Doda kocha zaskakiwać stylizacjami. W tej kwestii polska piosenkarkę można śmiało porównać np. z siostrami Kardashian i Jenner. Zresztą stroje i dodatki Dody nie odbiegają od tych, w których pokazują się amerykańskie celebrytki, ani ceną, ani finezją.
Ostatnio Dorota Rabczewska gościła na imprezie promującej markę zegarków Ice Watch w warszawskim centrum handlowym Vitkac. Jak donosi Super Express, piosenkarka miała na sobie 240 tysięcy złotych! Tabloid twierdzi, że "tyle pieniędzy na sobie w Polsce nie nosiła jeszcze żadna gwiazda!".
Co skłądało się na super drogą lawendową stylizację Dody?

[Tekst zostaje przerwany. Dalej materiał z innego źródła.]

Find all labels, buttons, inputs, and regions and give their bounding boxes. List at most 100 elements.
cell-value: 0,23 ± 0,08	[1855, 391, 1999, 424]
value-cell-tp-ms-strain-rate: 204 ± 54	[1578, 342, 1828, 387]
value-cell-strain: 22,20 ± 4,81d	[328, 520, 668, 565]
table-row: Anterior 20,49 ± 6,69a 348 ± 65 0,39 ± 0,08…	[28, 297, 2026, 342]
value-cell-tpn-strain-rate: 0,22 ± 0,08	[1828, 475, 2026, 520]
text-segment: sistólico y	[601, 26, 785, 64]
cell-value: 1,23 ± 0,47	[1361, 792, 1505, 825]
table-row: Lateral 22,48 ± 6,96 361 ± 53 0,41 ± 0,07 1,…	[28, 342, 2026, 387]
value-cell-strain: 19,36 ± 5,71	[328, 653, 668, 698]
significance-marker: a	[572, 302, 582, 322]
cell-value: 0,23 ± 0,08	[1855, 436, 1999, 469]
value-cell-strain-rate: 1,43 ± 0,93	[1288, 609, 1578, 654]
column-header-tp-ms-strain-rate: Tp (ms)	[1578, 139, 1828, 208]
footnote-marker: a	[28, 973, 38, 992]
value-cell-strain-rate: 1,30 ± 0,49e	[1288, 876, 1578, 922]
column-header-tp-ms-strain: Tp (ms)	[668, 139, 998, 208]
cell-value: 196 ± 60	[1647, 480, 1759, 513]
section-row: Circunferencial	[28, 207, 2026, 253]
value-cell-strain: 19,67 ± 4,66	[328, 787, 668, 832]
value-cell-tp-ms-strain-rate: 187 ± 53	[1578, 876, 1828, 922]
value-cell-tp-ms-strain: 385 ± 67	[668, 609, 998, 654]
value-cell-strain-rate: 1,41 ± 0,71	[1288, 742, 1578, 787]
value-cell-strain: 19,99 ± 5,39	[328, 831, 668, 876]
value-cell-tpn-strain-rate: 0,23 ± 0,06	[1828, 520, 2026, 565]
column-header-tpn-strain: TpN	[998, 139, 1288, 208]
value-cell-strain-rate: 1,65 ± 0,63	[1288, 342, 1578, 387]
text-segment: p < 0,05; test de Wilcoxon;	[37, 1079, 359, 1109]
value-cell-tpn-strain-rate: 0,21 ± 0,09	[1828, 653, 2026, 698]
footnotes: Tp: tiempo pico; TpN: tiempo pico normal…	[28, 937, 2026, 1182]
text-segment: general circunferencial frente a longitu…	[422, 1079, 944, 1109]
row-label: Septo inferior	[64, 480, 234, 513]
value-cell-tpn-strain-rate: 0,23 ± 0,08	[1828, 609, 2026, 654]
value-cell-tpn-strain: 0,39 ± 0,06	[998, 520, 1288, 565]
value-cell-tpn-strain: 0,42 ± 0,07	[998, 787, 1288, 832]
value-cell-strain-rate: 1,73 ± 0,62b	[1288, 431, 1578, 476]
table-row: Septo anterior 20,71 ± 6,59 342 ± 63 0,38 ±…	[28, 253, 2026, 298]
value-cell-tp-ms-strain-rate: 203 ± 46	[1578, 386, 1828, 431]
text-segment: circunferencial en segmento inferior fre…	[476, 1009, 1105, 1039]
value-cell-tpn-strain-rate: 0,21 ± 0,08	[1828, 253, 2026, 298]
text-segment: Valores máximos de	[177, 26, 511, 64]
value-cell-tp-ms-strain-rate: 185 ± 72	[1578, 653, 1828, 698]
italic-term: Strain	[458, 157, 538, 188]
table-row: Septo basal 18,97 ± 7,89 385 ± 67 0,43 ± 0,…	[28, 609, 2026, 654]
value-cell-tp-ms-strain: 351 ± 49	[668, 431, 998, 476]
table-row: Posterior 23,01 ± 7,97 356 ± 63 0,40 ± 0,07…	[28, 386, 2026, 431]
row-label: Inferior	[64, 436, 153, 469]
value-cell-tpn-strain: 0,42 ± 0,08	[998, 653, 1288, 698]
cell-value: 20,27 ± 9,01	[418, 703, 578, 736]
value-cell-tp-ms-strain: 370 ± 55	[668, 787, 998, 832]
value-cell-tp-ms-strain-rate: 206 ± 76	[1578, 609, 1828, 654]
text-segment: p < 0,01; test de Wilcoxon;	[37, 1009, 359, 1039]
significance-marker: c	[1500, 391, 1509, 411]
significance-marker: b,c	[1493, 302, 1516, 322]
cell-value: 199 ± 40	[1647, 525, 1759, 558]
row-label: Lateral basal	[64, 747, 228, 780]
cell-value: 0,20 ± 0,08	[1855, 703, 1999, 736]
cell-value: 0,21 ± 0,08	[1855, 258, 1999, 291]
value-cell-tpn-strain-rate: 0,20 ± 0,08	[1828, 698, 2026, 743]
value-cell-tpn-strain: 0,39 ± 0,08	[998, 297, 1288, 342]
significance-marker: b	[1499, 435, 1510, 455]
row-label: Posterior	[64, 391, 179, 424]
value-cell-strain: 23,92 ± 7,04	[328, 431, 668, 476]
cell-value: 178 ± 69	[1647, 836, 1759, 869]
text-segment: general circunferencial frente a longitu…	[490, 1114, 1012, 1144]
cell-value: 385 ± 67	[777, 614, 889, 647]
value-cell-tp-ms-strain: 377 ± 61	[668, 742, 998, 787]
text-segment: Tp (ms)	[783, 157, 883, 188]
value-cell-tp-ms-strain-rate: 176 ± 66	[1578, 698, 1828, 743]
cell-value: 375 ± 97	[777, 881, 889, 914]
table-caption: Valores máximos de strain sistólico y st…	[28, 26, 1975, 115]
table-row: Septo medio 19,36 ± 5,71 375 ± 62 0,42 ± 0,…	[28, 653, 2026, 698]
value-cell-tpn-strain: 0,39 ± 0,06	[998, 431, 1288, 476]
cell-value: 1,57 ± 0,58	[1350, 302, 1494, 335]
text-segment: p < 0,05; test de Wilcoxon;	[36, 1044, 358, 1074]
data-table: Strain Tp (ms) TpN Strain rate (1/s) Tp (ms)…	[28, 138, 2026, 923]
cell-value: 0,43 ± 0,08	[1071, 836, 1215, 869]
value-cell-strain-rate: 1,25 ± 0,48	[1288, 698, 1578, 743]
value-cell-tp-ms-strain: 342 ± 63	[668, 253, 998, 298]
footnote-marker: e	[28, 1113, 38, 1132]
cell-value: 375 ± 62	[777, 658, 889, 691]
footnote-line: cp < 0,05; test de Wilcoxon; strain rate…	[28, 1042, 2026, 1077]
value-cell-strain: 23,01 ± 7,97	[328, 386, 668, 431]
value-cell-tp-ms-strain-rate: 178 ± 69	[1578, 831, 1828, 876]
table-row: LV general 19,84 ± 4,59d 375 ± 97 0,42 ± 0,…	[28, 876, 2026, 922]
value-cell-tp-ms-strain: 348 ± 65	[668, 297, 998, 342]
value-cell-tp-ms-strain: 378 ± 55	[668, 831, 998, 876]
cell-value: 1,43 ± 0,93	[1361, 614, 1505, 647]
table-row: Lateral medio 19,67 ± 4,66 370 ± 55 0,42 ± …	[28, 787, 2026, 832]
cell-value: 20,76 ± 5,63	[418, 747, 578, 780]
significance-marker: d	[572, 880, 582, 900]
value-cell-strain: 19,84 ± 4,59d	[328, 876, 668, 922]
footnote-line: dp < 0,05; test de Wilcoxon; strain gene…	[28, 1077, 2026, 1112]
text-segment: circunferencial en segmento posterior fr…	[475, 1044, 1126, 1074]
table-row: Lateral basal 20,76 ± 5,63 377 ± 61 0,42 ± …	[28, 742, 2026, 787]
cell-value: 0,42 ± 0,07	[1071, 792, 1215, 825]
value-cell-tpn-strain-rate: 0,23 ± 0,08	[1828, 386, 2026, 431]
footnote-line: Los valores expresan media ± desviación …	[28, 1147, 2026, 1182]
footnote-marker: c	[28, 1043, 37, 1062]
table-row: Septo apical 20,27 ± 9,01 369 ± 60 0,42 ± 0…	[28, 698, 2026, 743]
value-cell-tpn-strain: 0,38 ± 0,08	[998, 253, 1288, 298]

- peruka za 10 tysięcy złotych
- zegarek z chromowanego białego złota Audemars Piquet za 160 tys. zł (prezent od męża)
- torebka Hermes Kelly za 60 tys. zł
- Top od Patrycji Kujawy, uszyty z 20 metrów strusich piór za 9 tys. zł
- garnitur za 500 zł
- szpilki za 600 zł
Jak oceniacie, stylizacja warta swojej ceny?